Cuando abro la puerta ella trae su propio frío, además del frío de enero. Reconoce la existencia de Alberta con un gesto de la cabeza y me pide una cerilla para su cigarrillo. Alberta le ofrece un cigarrillo, pero ella dice que no, que tiene los suyos y que en todo caso esos cigarrillos americanos apenas tienen sabor. Alberta le ofrece una copa y ella pide un whiskey con agua. Alphie pide una cerveza y mamá dice:

—Ah, ya estás empezando, ¿eh?

Yo le digo que no es más que una cerveza.

—Bueno, así es como se empieza. Una cerveza, y acto seguido estás dando voces y cantando y despertando a la niña.

—Aquí no hay niña.

—La hay en casa de Malachy, y también hay voces y canciones.

Alberta nos llama a cenar, atún a la cazuela con ensalada verde. Mamá tarda lo suyo en venir a la mesa. Dice que tiene que terminarse el cigarrillo y que, al fin y al cabo, qué prisa hay.

Alberta dice que es agradable comerse el atún a la cazuela cuando está bien caliente.

Mamá dice que no le gusta la comida tan caliente que te quema el paladar.

—Por Dios —le digo—, termínate el cigarrillo y ven a la mesa.

Viene con su aire de ofendida. Acerca su silla y aparta la ensalada. No le gusta la lechuga de este país. Yo intento controlarme. Le pregunto en qué demonios se diferencia la lechuga de este país de la lechuga de Irlanda. Ella me dice que hay una diferencia muy grande, que la lechuga de este país no sabe a nada.

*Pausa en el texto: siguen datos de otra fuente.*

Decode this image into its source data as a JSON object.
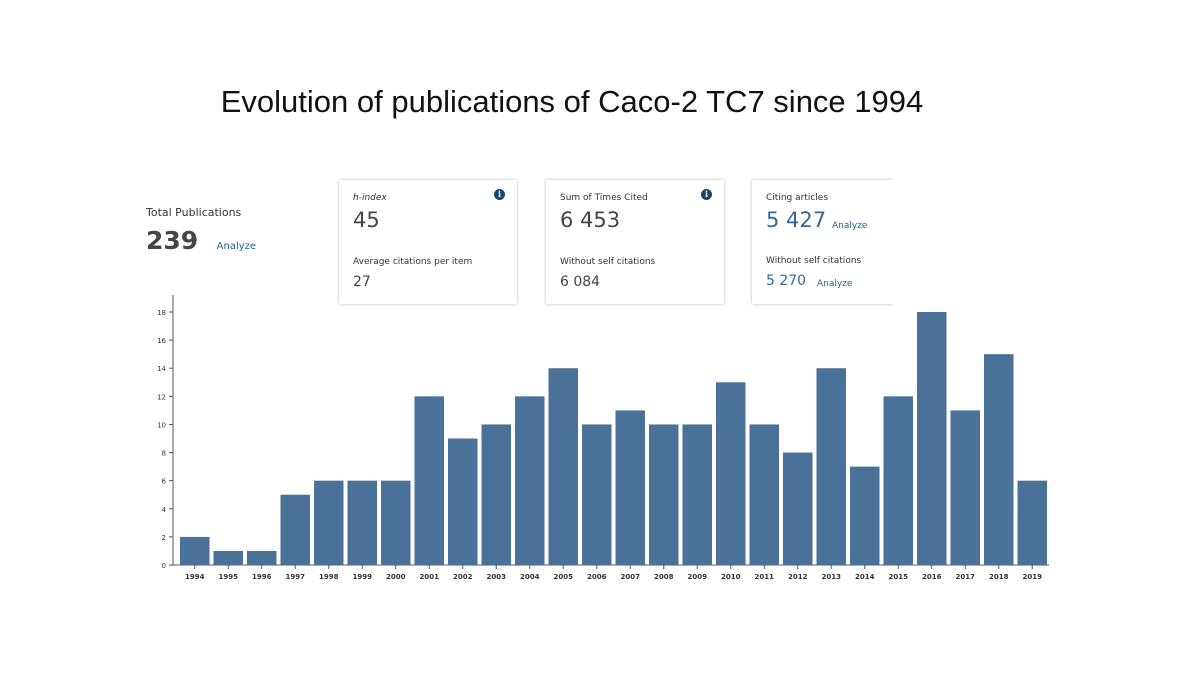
{
  "slide_title": "Evolution of publications of Caco-2 TC7 since 1994",
  "total": {
    "label": "Total Publications",
    "value": "239",
    "link": "Analyze"
  },
  "cards": {
    "hindex": {
      "label": "h-index",
      "value": "45",
      "sub_label": "Average citations per item",
      "sub_value": "27",
      "info": "i"
    },
    "times_cited": {
      "label": "Sum of Times Cited",
      "value": "6 453",
      "sub_label": "Without self citations",
      "sub_value": "6 084",
      "info": "i"
    },
    "citing": {
      "label": "Citing articles",
      "value": "5 427",
      "link": "Analyze",
      "sub_label": "Without self citations",
      "sub_value": "5 270",
      "sub_link": "Analyze"
    }
  },
  "colors": {
    "bar": "#4a7299",
    "link": "#1f5f8f"
  },
  "chart_data": {
    "type": "bar",
    "title": "",
    "xlabel": "",
    "ylabel": "",
    "categories": [
      "1994",
      "1995",
      "1996",
      "1997",
      "1998",
      "1999",
      "2000",
      "2001",
      "2002",
      "2003",
      "2004",
      "2005",
      "2006",
      "2007",
      "2008",
      "2009",
      "2010",
      "2011",
      "2012",
      "2013",
      "2014",
      "2015",
      "2016",
      "2017",
      "2018",
      "2019"
    ],
    "values": [
      2,
      1,
      1,
      5,
      6,
      6,
      6,
      12,
      9,
      10,
      12,
      14,
      10,
      11,
      10,
      10,
      13,
      10,
      8,
      14,
      7,
      12,
      18,
      11,
      15,
      6
    ],
    "ylim": [
      0,
      19
    ],
    "yticks": [
      0,
      2,
      4,
      6,
      8,
      10,
      12,
      14,
      16,
      18
    ],
    "grid": false
  }
}
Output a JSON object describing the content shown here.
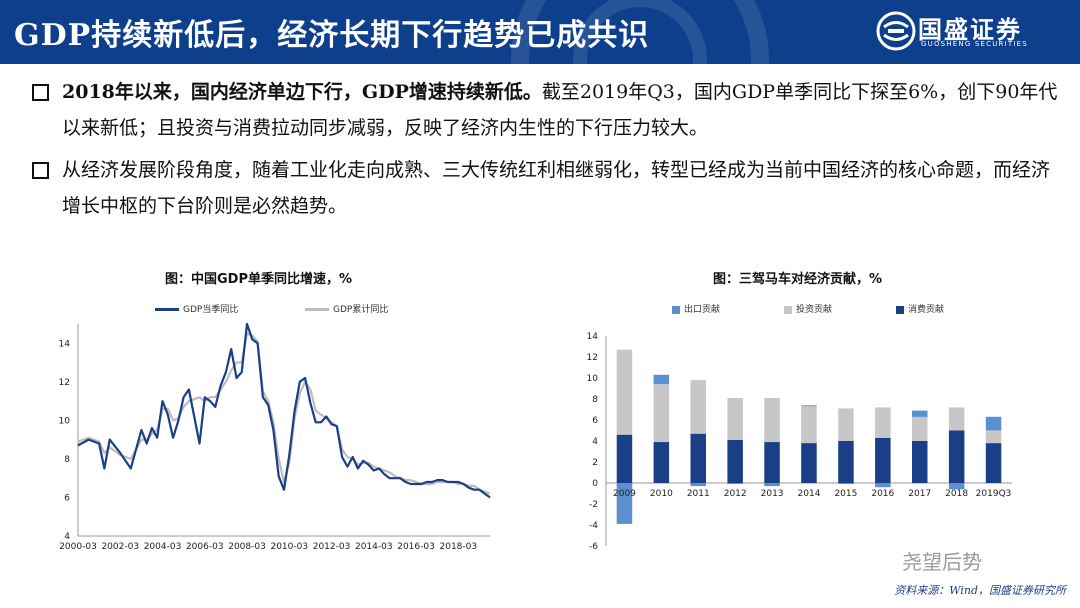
{
  "header": {
    "title": "GDP持续新低后，经济长期下行趋势已成共识",
    "logo_name": "国盛证券",
    "logo_sub": "GUOSHENG SECURITIES",
    "colors": {
      "bar": "#0e3f8d",
      "text": "#ffffff"
    }
  },
  "bullets": [
    {
      "bold": "2018年以来，国内经济单边下行，GDP增速持续新低。",
      "text": "截至2019年Q3，国内GDP单季同比下探至6%，创下90年代以来新低；且投资与消费拉动同步减弱，反映了经济内生性的下行压力较大。"
    },
    {
      "bold": "",
      "text": "从经济发展阶段角度，随着工业化走向成熟、三大传统红利相继弱化，转型已经成为当前中国经济的核心命题，而经济增长中枢的下台阶则是必然趋势。"
    }
  ],
  "chart_data": [
    {
      "type": "line",
      "title": "图：中国GDP单季同比增速，%",
      "xlabel": "",
      "ylabel": "",
      "ylim": [
        4,
        15
      ],
      "yticks": [
        "4",
        "6",
        "8",
        "10",
        "12",
        "14"
      ],
      "x_ticks": [
        "2000-03",
        "2002-03",
        "2004-03",
        "2006-03",
        "2008-03",
        "2010-03",
        "2012-03",
        "2014-03",
        "2016-03",
        "2018-03"
      ],
      "x_range": [
        "2000-03",
        "2019-09"
      ],
      "legend_position": "top",
      "series": [
        {
          "name": "GDP当季同比",
          "color": "#1a3f86",
          "points": [
            [
              "2000-03",
              8.7
            ],
            [
              "2000-09",
              9.0
            ],
            [
              "2001-03",
              8.8
            ],
            [
              "2001-06",
              7.5
            ],
            [
              "2001-09",
              9.0
            ],
            [
              "2002-03",
              8.3
            ],
            [
              "2002-09",
              7.5
            ],
            [
              "2003-03",
              9.5
            ],
            [
              "2003-06",
              8.8
            ],
            [
              "2003-09",
              9.6
            ],
            [
              "2003-12",
              9.1
            ],
            [
              "2004-03",
              11.0
            ],
            [
              "2004-06",
              10.3
            ],
            [
              "2004-09",
              9.1
            ],
            [
              "2004-12",
              10.0
            ],
            [
              "2005-03",
              11.2
            ],
            [
              "2005-06",
              11.6
            ],
            [
              "2005-09",
              10.2
            ],
            [
              "2005-12",
              8.8
            ],
            [
              "2006-03",
              11.2
            ],
            [
              "2006-06",
              11.0
            ],
            [
              "2006-09",
              10.7
            ],
            [
              "2006-12",
              11.8
            ],
            [
              "2007-03",
              12.5
            ],
            [
              "2007-06",
              13.7
            ],
            [
              "2007-09",
              12.2
            ],
            [
              "2007-12",
              12.5
            ],
            [
              "2008-03",
              15.0
            ],
            [
              "2008-06",
              14.2
            ],
            [
              "2008-09",
              14.0
            ],
            [
              "2008-12",
              11.2
            ],
            [
              "2009-03",
              10.8
            ],
            [
              "2009-06",
              9.5
            ],
            [
              "2009-09",
              7.1
            ],
            [
              "2009-12",
              6.4
            ],
            [
              "2010-03",
              8.2
            ],
            [
              "2010-06",
              10.5
            ],
            [
              "2010-09",
              12.0
            ],
            [
              "2010-12",
              12.2
            ],
            [
              "2011-03",
              10.9
            ],
            [
              "2011-06",
              9.9
            ],
            [
              "2011-09",
              9.9
            ],
            [
              "2011-12",
              10.2
            ],
            [
              "2012-03",
              9.8
            ],
            [
              "2012-06",
              9.7
            ],
            [
              "2012-09",
              8.1
            ],
            [
              "2012-12",
              7.6
            ],
            [
              "2013-03",
              8.1
            ],
            [
              "2013-06",
              7.5
            ],
            [
              "2013-09",
              7.9
            ],
            [
              "2013-12",
              7.7
            ],
            [
              "2014-03",
              7.4
            ],
            [
              "2014-06",
              7.5
            ],
            [
              "2014-09",
              7.2
            ],
            [
              "2014-12",
              7.0
            ],
            [
              "2015-03",
              7.0
            ],
            [
              "2015-06",
              7.0
            ],
            [
              "2015-09",
              6.8
            ],
            [
              "2015-12",
              6.7
            ],
            [
              "2016-03",
              6.7
            ],
            [
              "2016-06",
              6.7
            ],
            [
              "2016-09",
              6.8
            ],
            [
              "2016-12",
              6.8
            ],
            [
              "2017-03",
              6.9
            ],
            [
              "2017-06",
              6.9
            ],
            [
              "2017-09",
              6.8
            ],
            [
              "2017-12",
              6.8
            ],
            [
              "2018-03",
              6.8
            ],
            [
              "2018-06",
              6.7
            ],
            [
              "2018-09",
              6.5
            ],
            [
              "2018-12",
              6.4
            ],
            [
              "2019-03",
              6.4
            ],
            [
              "2019-06",
              6.2
            ],
            [
              "2019-09",
              6.0
            ]
          ]
        },
        {
          "name": "GDP累计同比",
          "color": "#bdbdbd",
          "points": [
            [
              "2000-03",
              8.9
            ],
            [
              "2000-09",
              9.1
            ],
            [
              "2001-03",
              8.9
            ],
            [
              "2001-06",
              8.3
            ],
            [
              "2001-09",
              8.6
            ],
            [
              "2002-03",
              8.2
            ],
            [
              "2002-09",
              8.0
            ],
            [
              "2003-03",
              9.0
            ],
            [
              "2003-06",
              9.0
            ],
            [
              "2003-09",
              9.3
            ],
            [
              "2003-12",
              9.5
            ],
            [
              "2004-03",
              10.6
            ],
            [
              "2004-06",
              10.6
            ],
            [
              "2004-09",
              10.0
            ],
            [
              "2004-12",
              10.1
            ],
            [
              "2005-03",
              10.7
            ],
            [
              "2005-06",
              11.0
            ],
            [
              "2005-09",
              11.1
            ],
            [
              "2005-12",
              11.2
            ],
            [
              "2006-03",
              11.0
            ],
            [
              "2006-06",
              11.2
            ],
            [
              "2006-09",
              11.2
            ],
            [
              "2006-12",
              11.6
            ],
            [
              "2007-03",
              12.0
            ],
            [
              "2007-06",
              12.6
            ],
            [
              "2007-09",
              13.0
            ],
            [
              "2007-12",
              13.0
            ],
            [
              "2008-03",
              14.5
            ],
            [
              "2008-06",
              14.4
            ],
            [
              "2008-09",
              14.1
            ],
            [
              "2008-12",
              11.5
            ],
            [
              "2009-03",
              11.0
            ],
            [
              "2009-06",
              9.9
            ],
            [
              "2009-09",
              8.0
            ],
            [
              "2009-12",
              6.8
            ],
            [
              "2010-03",
              7.8
            ],
            [
              "2010-06",
              10.1
            ],
            [
              "2010-09",
              11.4
            ],
            [
              "2010-12",
              12.0
            ],
            [
              "2011-03",
              11.6
            ],
            [
              "2011-06",
              10.5
            ],
            [
              "2011-09",
              10.3
            ],
            [
              "2011-12",
              10.1
            ],
            [
              "2012-03",
              9.9
            ],
            [
              "2012-06",
              9.7
            ],
            [
              "2012-09",
              8.5
            ],
            [
              "2012-12",
              8.1
            ],
            [
              "2013-03",
              8.0
            ],
            [
              "2013-06",
              7.7
            ],
            [
              "2013-09",
              7.8
            ],
            [
              "2013-12",
              7.8
            ],
            [
              "2014-03",
              7.6
            ],
            [
              "2014-06",
              7.5
            ],
            [
              "2014-09",
              7.4
            ],
            [
              "2014-12",
              7.3
            ],
            [
              "2015-03",
              7.1
            ],
            [
              "2015-06",
              7.0
            ],
            [
              "2015-09",
              6.9
            ],
            [
              "2015-12",
              6.9
            ],
            [
              "2016-03",
              6.8
            ],
            [
              "2016-06",
              6.7
            ],
            [
              "2016-09",
              6.7
            ],
            [
              "2016-12",
              6.7
            ],
            [
              "2017-03",
              6.8
            ],
            [
              "2017-06",
              6.8
            ],
            [
              "2017-09",
              6.8
            ],
            [
              "2017-12",
              6.8
            ],
            [
              "2018-03",
              6.7
            ],
            [
              "2018-06",
              6.7
            ],
            [
              "2018-09",
              6.6
            ],
            [
              "2018-12",
              6.6
            ],
            [
              "2019-03",
              6.4
            ],
            [
              "2019-06",
              6.3
            ],
            [
              "2019-09",
              6.2
            ]
          ]
        }
      ]
    },
    {
      "type": "bar",
      "stacked": true,
      "title": "图：三驾马车对经济贡献，%",
      "xlabel": "",
      "ylabel": "",
      "ylim": [
        -6,
        14
      ],
      "yticks": [
        "-6",
        "-4",
        "-2",
        "0",
        "2",
        "4",
        "6",
        "8",
        "10",
        "12",
        "14"
      ],
      "legend_position": "top",
      "categories": [
        "2009",
        "2010",
        "2011",
        "2012",
        "2013",
        "2014",
        "2015",
        "2016",
        "2017",
        "2018",
        "2019Q3"
      ],
      "series": [
        {
          "name": "出口贡献",
          "color": "#5b8fd0",
          "values": [
            -3.9,
            0.9,
            -0.3,
            -0.1,
            -0.3,
            0.1,
            -0.1,
            -0.4,
            0.6,
            -0.6,
            1.3
          ]
        },
        {
          "name": "投资贡献",
          "color": "#c7c7c7",
          "values": [
            8.1,
            5.5,
            5.1,
            4.0,
            4.2,
            3.5,
            3.1,
            2.9,
            2.3,
            2.2,
            1.2
          ]
        },
        {
          "name": "消费贡献",
          "color": "#1a3f86",
          "values": [
            4.6,
            3.9,
            4.7,
            4.1,
            3.9,
            3.8,
            4.0,
            4.3,
            4.0,
            5.0,
            3.8
          ]
        }
      ]
    }
  ],
  "source": "资料来源：Wind，国盛证券研究所",
  "watermark": "尧望后势"
}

—Ah, no tiene importancia —dice Alberta—. En todo caso, la lechuga no gusta a todo el mundo.

Mamá mira fijamente su atún a la cazuela y aparta con el tenedor los tallarines y el atún mientras busca los guisantes. Dice que le encantan los guisantes, aunque éstos no son tan buenos como los de Limerick. Alberta le pregunta si quiere más guisantes.

—No, gracias.

Dicho esto, revuelve los tallarines buscando los trozos de atún.

—¿No te gustan los tallarines? —le pregunto.

—¿Qué?

—Los tallarines. ¿No te gustan?

—No sé qué son, pero no me hacen gracia.

Me dan ganas de plantarme cara a cara ante ella y de decirle que se está comportando como una salvaje, que Alberta se ha esforzado mucho pensando en algo que pudiera agradarle, y lo único que hace ahora ella es sentarse levantando la nariz al aire como si alguien le hubiera hecho algo, y que si no le gusta se puede poner el maldito abrigo y volverse a Manhattan, a la fiesta que se está perdiendo, y que yo no volveré a molestarla invitándola a cenar.

Me dan ganas de decirle todo esto, pero Alberta hace las paces.

—Ah, está bien. Puede que mamá esté cansada con la emoción de venir a Nueva York, y si nos tomamos una buena taza de té y un trozo de tarta nos relajaremos todos.

Mamá dice que no, gracias, que no quiere tarta, que no es capaz de comer un bocado más pero que sí le gustaría una taza de té, hasta que, otra vez, ve la bolsita de té en su taza y nos dice que eso no es una taza de té como es debido.

Yo le digo que es lo que tenemos y que es lo que hay para ella, aunque lo que no le digo es que me gustaría tirarle la bolsita de té entre los ojos.

Dijo que no quería tarta, pero ahora se la está metiendo a presión en la boca y se la está tragando sin masticarla apenas, y después recoge y se come las migas de alrededor de su plato, la mujer que no quería tarta.

Echa una mirada a la taza de té.

—Bueno, si éste es el único té que tenéis, supongo que tendré que bebérmelo.

Coge la bolsita de té con la cucharilla y la aprieta hasta que el agua se pone de color castaño y pregunta por qué hay un limón en su platillo.

Alberta dice que a algunas personas les gusta el té con limón.

Mamá dice que no había oído nunca una cosa así, que es repugnante.